Leo lifted his head, and dabbed his nose: the flow of blood had diminished to a trickle. George leant in and conferred with him in a low voice. Then he looked around and directed the largest of the construction workers, who had a goatee and no neck, to fix three drinks and pass them around. George had caught me like this in the past, so I watched closely to see that the liquid, which turned out to be brandy, was all coming from the one decanter. It was, and when I had a tumbler of it, I waited for George and Leo to drink, and then I did likewise, and we got down to business, Halligan-style.
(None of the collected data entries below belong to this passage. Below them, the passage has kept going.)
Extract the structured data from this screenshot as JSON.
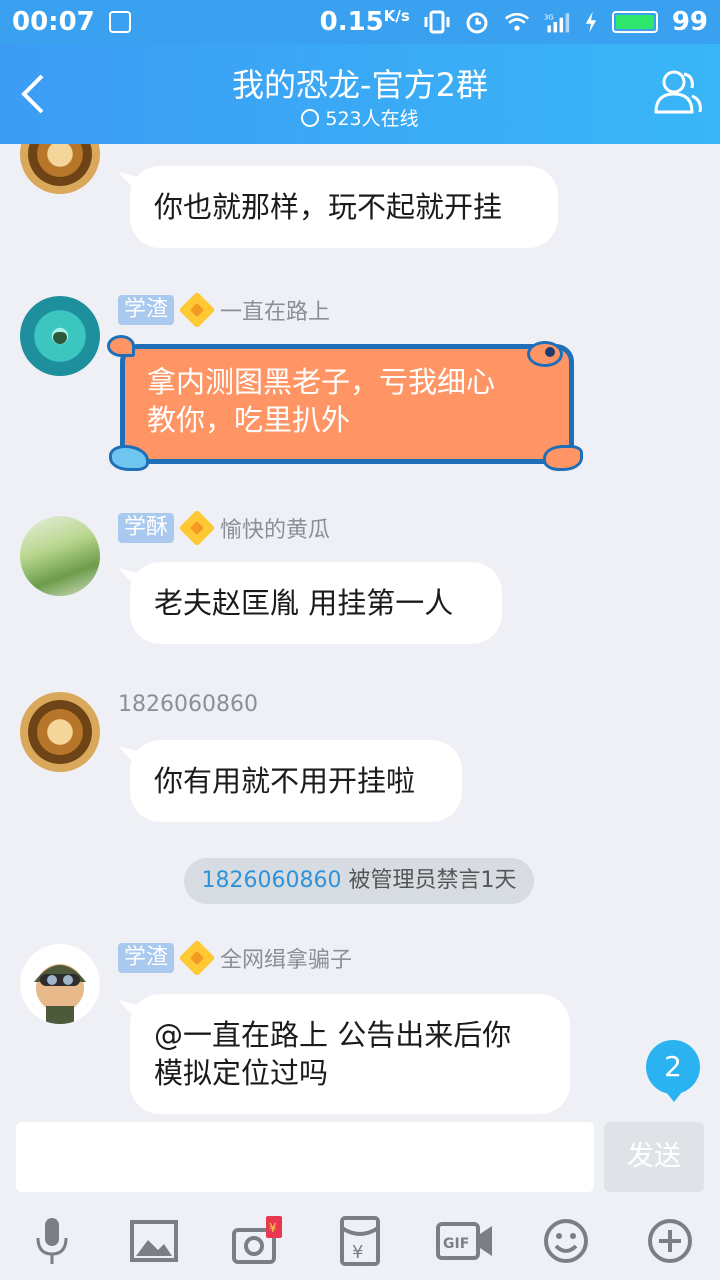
{
  "statusbar": {
    "time": "00:07",
    "speed": "0.15",
    "speed_unit": "K/s",
    "signal_label": "3G",
    "battery": "99"
  },
  "header": {
    "title": "我的恐龙-官方2群",
    "online": "523人在线"
  },
  "messages": [
    {
      "text": "你也就那样，玩不起就开挂"
    },
    {
      "tag": "学渣",
      "sender": "一直在路上",
      "text_line1": "拿内测图黑老子，亏我细心",
      "text_line2": "教你，吃里扒外"
    },
    {
      "tag": "学酥",
      "sender": "愉快的黄瓜",
      "text": "老夫赵匡胤 用挂第一人"
    },
    {
      "sender": "1826060860",
      "text": "你有用就不用开挂啦"
    },
    {
      "tag": "学渣",
      "sender": "全网缉拿骗子",
      "text_line1": "@一直在路上 公告出来后你",
      "text_line2": "模拟定位过吗"
    }
  ],
  "system_notice": {
    "user": "1826060860",
    "text": " 被管理员禁言1天"
  },
  "unread_count": "2",
  "input": {
    "value": "",
    "send_label": "发送"
  },
  "toolbar": {
    "icons": [
      "microphone-icon",
      "image-icon",
      "camera-icon",
      "red-packet-icon",
      "gif-icon",
      "emoji-icon",
      "plus-icon"
    ],
    "redpacket_glyph": "¥"
  },
  "colors": {
    "header": "#3aa0f0",
    "background": "#eef0f5",
    "accent": "#2bb2f0",
    "tag": "#a9c9ef"
  }
}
“We heard you were asking questions,” George said.
“Who told you? Jack Proby, I suppose.”
Leo and George looked quickly at each other.
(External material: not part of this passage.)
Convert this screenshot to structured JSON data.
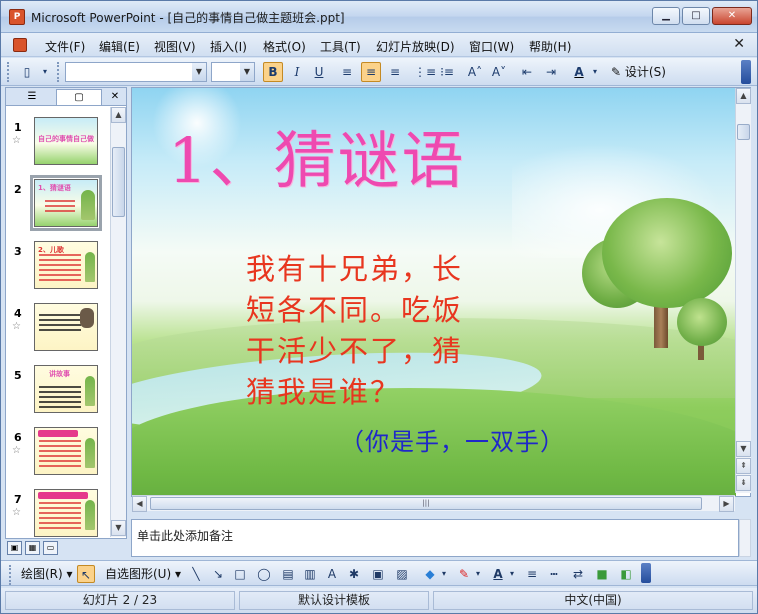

“Yeah, Jack called me,” George said unconvincingly. “You see, the festival starts tomorrow, and we don’t want anything to get the way of…a good day’s racing.”
“Well, let me put your minds at rest,” I said. “I don’t give a damn about what deals you have with F.X. Tyrell or Jack Proby. I don’t give a damn which horse wins or doesn’t, although I am always in the market for a sure thing. All I care about is that since I started looking for Patrick Hutton, the bodies have been piling up. Far as I’m concerned, if F.X. is shy about who he sleeps with, that’s his lookout. And allowing for the fact that I don’t like blackmailing, extorting, scum-sucking sociopaths like yourselves on any level you care to mention, you’re not my problem. My problem is finding out what happened to Patrick Hutton. Allied to that, I’ve inherited the problem of who killed Don Kennedy, Jackie Tyrell and Ter
ry Folan.”
“Terry Folan?” Leo said, looking up at me. “Bomber Folan?”
“That’s right,” I said. “Who’d you think that body on the dump was? Patrick Hutton? Or did you not think anyone else’d find out?”
Leo began to say something, then stopped himself. George looked from his brother to me and back, a Cohiba chafing against his still-dark moustache.
“Anything here I should know about, lads?” he said. We both ignored him.
“It wasn’t just you at breakfast with Vincent Tyrell, was it Leo? Miranda Hart was there too.”
Again Leo went to speak, but stopped himself.
“That’s why I’m here, is it? In case the inconvenient deaths of three people get in the way of a fucking horse race?”
“And if you go blundering about down there, you could fuck up quite a few fucking horse races, Ed Loy: the last thing we need is the Tyrell horses being withdrawn because their trainer is up on a charge, Bottle of Red in particular,” George barked from a blue cloud of cigar smoke. A descant of coughing followed; Leo winced and flapped a hand in front of his face.
“Fair enough,” I said. “Is that what you’re telling me, that F.X. Tyrell is the killer?”
“That’s just a for instance,” George spluttered.
“Well, here’s another: the killer takes F.X. Tyrell out. Maybe he already has. Same result to you: no Tyrell horse at the races.”
George sat still, his black eyes vanishing into his clenched fist of a face.
“I don’t think it was Jack Proby you were talking to at all,” I said. “I think it was either Miranda Hart, or Gerald Stenson.”
George’s face didn’t flicker. Leo on the other hand, finally spoke.
“I thought I knew what was going on there, but I don’t. Your woman’s a lying cunt, every disrespect, she’s a whore and a pig and she always will be, right?”